In particolare, sono stati sequestrati preventivamente due terreni e quattro abitazioni – appartenenti o riconducibili agli indagati – oltre a beni di valore – come gioielli e somme di denaro contante rinvenuti agli indagati). A Milano e a Firenze, riferisce sempre l’Arma, sono state sequestrate una società ubicata in via Montenapoleone riconducibile a due indagati e sul cui conto veniva fatto transitare parte del provento dei reati di peculato, e il bar, situato all’interno della stazione ferroviaria fiorentina di Santa Maria Novella, provento del reato di autoriciclaggio. Infine, a Modena, è stato eseguito un decreto di perquisizione con il contestuale sequestro di documentazione probatoria presso gli uffici di uno studio commercialistico associato.

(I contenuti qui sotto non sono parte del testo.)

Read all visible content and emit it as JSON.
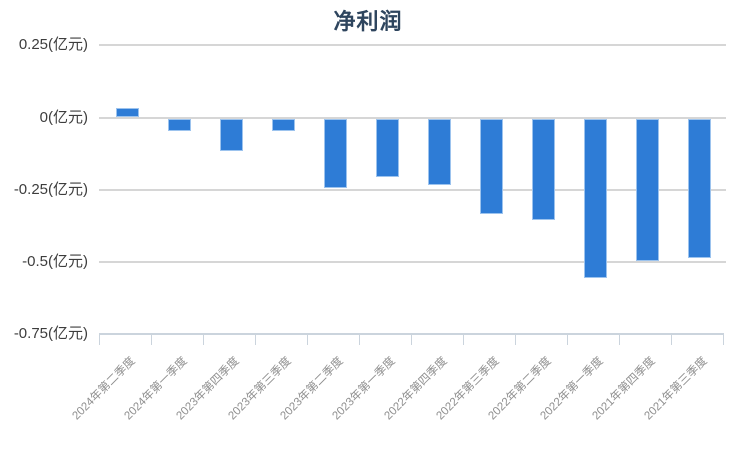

Le indagini, ancora in corso, condotte Procura della Repubblica di Crotone con il Nucleo Investigativo dei Carabinieri di Crotone e il N.O.R.M. di Cirò Marina, hanno portato finora al sequestro di:
• denaro contante – circa 18mila uro e a 1.300 dollari – gioielli e preziosi – tra i quali alcuni orologi di pregio come Rolex e Baume & Mercier – nonché gioielli Bulgari, dal valore stimato in non meno di 150mila euro];
• conti correnti, società, beni immobili – 4 appartamenti e 2 terreni agricoli – dal valore di circa 800mila euro;
• autovetture e motoveicoli – due Toyota Rav 4 del 2020 e BMW serie 3 cabrio coupé del 2022, nonché una moto Ducati Monster del 2020 –
il tutto messo nella disponibilità dell’Amministratore Giudiziario, nominato dalla Procura della Repubblica di Crotone per gli adempimenti di sua competenza.